How do I get the NumToken pointer from the parser code? 如何从解析器代码中获取NumToken指针? Suppose I just want to print out the tokens.. 假设我只想打印出令牌。

while(true)
{
    auto t = yylex();
    //std::cout <<yylval.data<<std::endl; // What goes here ?
}

I can do this with yacc/bison, but can not find any documentation or example about how to do this manually. 我可以使用yacc / bison进行此操作,但是找不到有关如何手动执行此操作的任何文档或示例。

In a traditional bison/flex parser, yylval is a global variable defined in the parser generated by bison, and declared in the header file generated by bison (which should be #include'd into the generated scanner). 在传统的bison / flex解析器中, yylval是在bison生成的解析器中定义的全局变量,并在bison生成的头文件中声明(应在包含在生成的扫描器中#include)。 So a simple solution would be just to replicate that: declare yylval (as a global) in token.h and define it somewhere in your parser. 因此,一个简单的解决方案就是复制它:在token.h声明yylval (作为全局token.h并在解析器中的某个位置定义它。

But modern programming style has shifted away from the use of globals (for good reason), and indeed even flex will generate scanners which do not depend on global state, if requested. 但是现代编程风格已经从使用全局变量转变了(有充分的理由),实际上,如果需要,甚至flex也会生成不依赖于全局状态的扫描程序。 To request such a scanner, specify 要请求这样的扫描仪,请指定

%option reentrant

in your scanner definition. 在您的扫描仪定义中。 By default, this changes the prototype of yylex to: 默认情况下,这会将yylex的原型更改为:

int yylex(yyscan_t yyscanner);

where yyscan_t is an opaque pointer. 其中yyscan_t是不透明的指针。 (This is C, so that means it's a void* .) You can read about the details in the Flex manual ; (这是C,所以意味着它是一个void* 。)您可以在Flex手册中阅读有关细节; the most important takeaway is that you can ask flex to also generate a header file (with %option header-file ), so that other translation units can refer to the various functions for creating, destroying and manipulating a yyscan_t , and that you need to minimally create one so that yylex has somewhere to store its state. 最重要的要点是,您可以要求flex还生成一个头文件(带有%option header-file ),以便其他翻译单元可以引用各种函数来创建,销毁和操作yyscan_t ,并且您需要最少创建一个,以便yylex在某处存储其状态。 (Ideally, you would also destroy it.) [Note 1]. (理想情况下,您也将其销毁。)[注1]。
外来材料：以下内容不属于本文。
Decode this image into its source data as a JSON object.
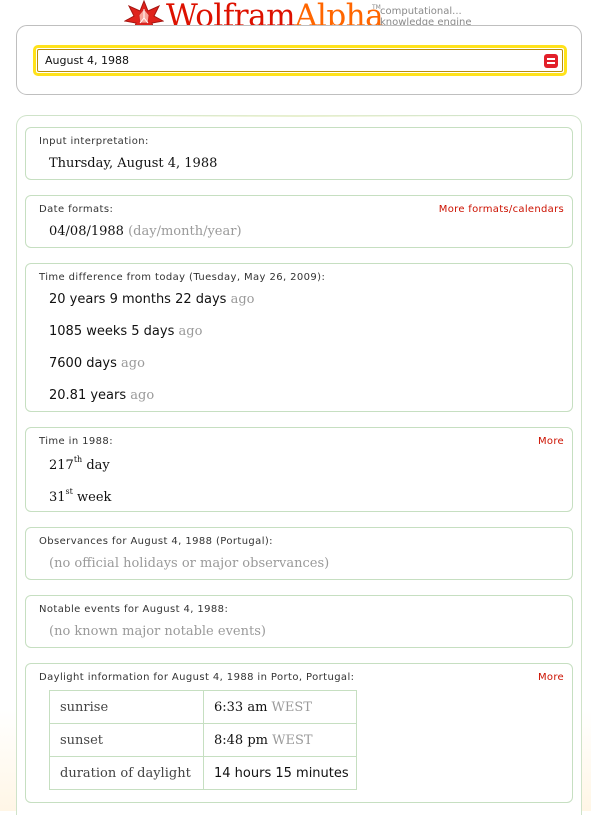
{
  "logo": {
    "word_1": "Wolfram",
    "word_2": "Alpha",
    "trademark": "TM",
    "tagline_1": "computational...",
    "tagline_2": "knowledge engine"
  },
  "search": {
    "value": "August 4, 1988",
    "clear_icon": "clear-icon"
  },
  "pods": {
    "input_interpretation": {
      "title": "Input interpretation:",
      "value": "Thursday, August 4, 1988"
    },
    "date_formats": {
      "title": "Date formats:",
      "more": "More formats/calendars",
      "value": "04/08/1988",
      "note": "(day/month/year)"
    },
    "time_difference": {
      "title": "Time difference from today (Tuesday, May 26, 2009):",
      "rows": [
        {
          "value": "20 years  9 months  22 days",
          "suffix": "ago"
        },
        {
          "value": "1085 weeks  5 days",
          "suffix": "ago"
        },
        {
          "value": "7600 days",
          "suffix": "ago"
        },
        {
          "value": "20.81 years",
          "suffix": "ago"
        }
      ]
    },
    "time_in_1988": {
      "title": "Time in 1988:",
      "more": "More",
      "day_number": "217",
      "day_ordinal": "th",
      "day_unit": "day",
      "week_number": "31",
      "week_ordinal": "st",
      "week_unit": "week"
    },
    "observances": {
      "title": "Observances for August 4, 1988 (Portugal):",
      "value": "(no official holidays or major observances)"
    },
    "notable_events": {
      "title": "Notable events for August 4, 1988:",
      "value": "(no known major notable events)"
    },
    "daylight": {
      "title": "Daylight information for August 4, 1988 in Porto, Portugal:",
      "more": "More",
      "rows": [
        {
          "label": "sunrise",
          "value": "6:33 am",
          "unit": "WEST"
        },
        {
          "label": "sunset",
          "value": "8:48 pm",
          "unit": "WEST"
        },
        {
          "label": "duration of daylight",
          "value": "14 hours  15 minutes",
          "unit": ""
        }
      ]
    }
  },
  "colors": {
    "brand_red": "#dd1100",
    "brand_orange": "#ff6600",
    "link_red": "#cc1100",
    "pod_border": "#c6dfc1",
    "input_highlight": "#ffe21a"
  }
}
The expected way to use a reentrant scanner from bison is to enable %option bison-bridge (and %option bison-location if your lexer generates source location information for each token). 使用扫描仪折返从预期的方式bison是启用%option bison-bridge (和%option bison-location ,如果你的词法分析器每个令牌生成源位置信息)。 This will add an additional parameter to the yylex prototype: 这将为yylex原型添加一个附加参数:

int yylex(YYSTYPE *yylval_param, yyscan_t scanner);

With `%option bison-locations', two parameters are added: 使用`%option bison-locations',添加了两个参数:

int yylex(YYSTYPE *yylval_param,
          YYLTYPE *yylloc_param,
          yyscan_t scanner);

The semantic type YYSTYPE and the location type YYLTYPE are not declared by the flex-generated code. flex生成的代码声明语义类型YYSTYPE和位置类型YYLTYPE They must appear in the token.h header you #include into your scanner. 它们必须出现在您#include到扫描仪中的token.h标头中。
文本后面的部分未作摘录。